Unfortunately, an even minimal expansion of the ventricular system following an intraventricular hemorrhage is a frequent eventuality in the neonatal intensive care. Therefore, all infants that have developed hemorrhage are monitored on alternate days, subjected to a transfontanellar ultrasound, which allows neonatologists to visualize and measure the ventricles, and monitor their possible expansion. As long as some parameters (measured during an ultrasound scan) remain below specific established thresholds, the treatment does not involve any invasive therapy, just a simple watchful waiting.

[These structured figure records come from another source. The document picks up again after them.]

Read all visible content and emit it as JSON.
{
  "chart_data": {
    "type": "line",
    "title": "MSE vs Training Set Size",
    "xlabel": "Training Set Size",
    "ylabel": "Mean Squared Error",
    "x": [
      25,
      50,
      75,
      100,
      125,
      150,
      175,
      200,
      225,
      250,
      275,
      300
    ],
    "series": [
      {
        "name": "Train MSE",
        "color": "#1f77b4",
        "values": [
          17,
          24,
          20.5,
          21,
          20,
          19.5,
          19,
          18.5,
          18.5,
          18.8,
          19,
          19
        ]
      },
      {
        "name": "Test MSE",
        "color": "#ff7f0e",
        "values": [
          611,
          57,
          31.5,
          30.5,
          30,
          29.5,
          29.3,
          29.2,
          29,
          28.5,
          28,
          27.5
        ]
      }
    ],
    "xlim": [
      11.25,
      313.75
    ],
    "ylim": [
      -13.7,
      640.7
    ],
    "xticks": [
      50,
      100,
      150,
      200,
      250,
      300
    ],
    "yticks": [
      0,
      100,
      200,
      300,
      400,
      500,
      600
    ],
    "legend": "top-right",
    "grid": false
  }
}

In 15% of cases, however, the hydrocephalus is progressive and it is necessary to preserve the brain tissue by a surgical operation that helps the liquid to flow out in order to deflate the ventricles; this surgery operation is called “external ventricular derivation”.
The timeliness of the therapy is important in order to avoid a rapid and severe expansion of the entire ventricular system. In our hospital, an external derivation technique is always in use to allow our neurosurgeons to avoid, in a good percentage of cases, the positioning of a permanent ventricle-peritoneal derivation; that is a small tube that comes out of the skull, passes under the skin from the neck to inside the abdominal cavity, where remains permanently.

What are the problems that can be involved in the future of the newborn?

As for the IVH and also for the hydrocephalus, every infant reacts in his/her own way, and also in relation to the extent of the expansion and the timing with which the procedure of external derivation was started in cases of need. It is possible that some infants regain the ability to reabsorb the liquid, and therefore their ventricular system returns to normality, otherwise it may happen that they need further surgery that make the liquid deviation final, through a ventricular-peritoneal derivation.